Para la catequesis: Domingo II de Pascua

II Domingo de Pascua-Divina Misericordia
28 de abril, 2019

Hechos 5, 12-16; Salmo 117; Apocalipsis 1, 9-11a.12-13.17-19; Juan 20, 19-31

Jesús se aparece a los discípulos

Al anochecer del día de la resurrección, estando cerradas las puertas de la casa donde se hallaban los discípulos, por miedo a los judíos, se presentó Jesús en medio de ellos y les dijo: «La paz esté con ustedes». Dicho esto, les mostró las manos y el costado. Cuando los discípulos vieron al Señor, se llenaron de alegría. De nuevo les dijo Jesús: «La paz esté con ustedes. Como el Padre me ha enviado, así también los envío yo». Después de decir esto, sopló sobre ellos y les dijo: «Reciban el Espíritu Santo. A los que les perdonen los pecados, les quedarán perdonados; y a los que no se los perdonen, les quedarán sin perdonar». Tomás, uno de los Doce, a quien llamaban el Gemelo, no estaba con ellos cuando vino Jesús, y los otros discípulos le decían: «Hemos visto al Señor». Pero él les contestó: «Si no veo en sus manos la señal de los clavos y si no meto mi dedo en los agujeros de los clavos y no meto mi mano en su costado, no creeré». Ocho días después, estaban reunidos los discípulos a puerta cerrada y Tomás estaba con ellos.
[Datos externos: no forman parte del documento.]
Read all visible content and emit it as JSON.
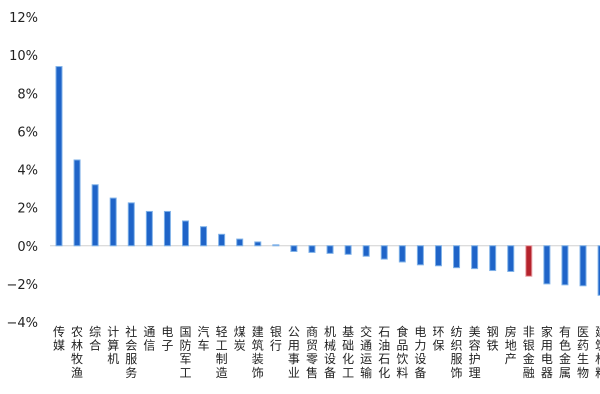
{
  "chart_data": {
    "type": "bar",
    "title": "",
    "xlabel": "",
    "ylabel": "",
    "ylim": [
      -4,
      12
    ],
    "yticks": [
      -4,
      -2,
      0,
      2,
      4,
      6,
      8,
      10,
      12
    ],
    "ytick_labels": [
      "−4%",
      "−2%",
      "0%",
      "2%",
      "4%",
      "6%",
      "8%",
      "10%",
      "12%"
    ],
    "grid": false,
    "legend": "none",
    "bar_color": "#1f64c8",
    "bar_edge_color": "#7fb1e8",
    "highlight_color": "#b5232c",
    "highlight_index": 26,
    "categories": [
      "传媒",
      "农林牧渔",
      "综合",
      "计算机",
      "社会服务",
      "通信",
      "电子",
      "国防军工",
      "汽车",
      "轻工制造",
      "煤炭",
      "建筑装饰",
      "银行",
      "公用事业",
      "商贸零售",
      "机械设备",
      "基础化工",
      "交通运输",
      "石油石化",
      "食品饮料",
      "电力设备",
      "环保",
      "纺织服饰",
      "美容护理",
      "钢铁",
      "房地产",
      "非银金融",
      "家用电器",
      "有色金属",
      "医药生物",
      "建筑材料"
    ],
    "values": [
      9.4,
      4.5,
      3.2,
      2.5,
      2.25,
      1.8,
      1.8,
      1.3,
      1.0,
      0.6,
      0.35,
      0.2,
      0.05,
      -0.3,
      -0.35,
      -0.4,
      -0.45,
      -0.55,
      -0.7,
      -0.85,
      -1.0,
      -1.05,
      -1.15,
      -1.2,
      -1.3,
      -1.35,
      -1.6,
      -2.0,
      -2.05,
      -2.1,
      -2.6
    ]
  }
}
Jesús se presentó de nuevo en medio de ellos y les dijo: «La paz esté con ustedes». Luego le dijo a Tomás: «Aquí están mis manos; acerca tu dedo. Trae acá tu mano, métela en mi costado y no sigas dudando, sino cree». Tomás le respondió: «¡Señor mío y Dios mío!» Jesús añadió: «Tú crees porque me has visto; dichosos los que creen sin haber visto». Otras muchas señales hizo Jesús en presencia de sus discípulos, pero no están escritos en este libro. Se escribieron éstos para que ustedes crean que Jesús es el Mesías, el Hijo de Dios, y para que, creyendo, tengan vida en su nombre.

Reflexión

Después de la Crucifixión, los discípulos tenían miedo y se escondieron en un cuarto. ¿Por qué? Al tercer día, Jesús resucita y se les aparece en ese cuarto diciendo, “la paz esté con ustedes.” Cuando Jesús entra en nuestro corazón, trae paz y el miedo desaparece. Los envía a ser Sus mensajeros y a perdonar pecados pero con ayuda; sopla sobre ellos diciendo, “Reciban el Espíritu Santo.” El Espíritu Santo nos da coraje, sabiduría… y todas las gracias necesarias para ser testigos. Solo Tomás faltaba en ese cuarto y no los creyó; necesitaba ver a Jesús para creer. Si fueras Tomás, ¿hubieras creído lo que te decían los demás? Jesús se le aparece y le dice, “dichoso los que creen sin haber visto.” ¿Ustedes han visto a Jesús? ¿Creen que resucito y está vivo? Esto es tener Fe, creer sin ver. Bendito seas.

 

Actividad

Copiar las lentes en cartulina, cortar, colorear y pegar palabras y patas. Ponerse lentes y cantar canción con mímicas.

 

Oración

Señor, queremos que nuestras palabras, acciones y actitudes muestren que tu presencia es paz, alegría y perdón en nuestra familia. Aumenta nuestra fe y la de los que no creen en ti. Amen.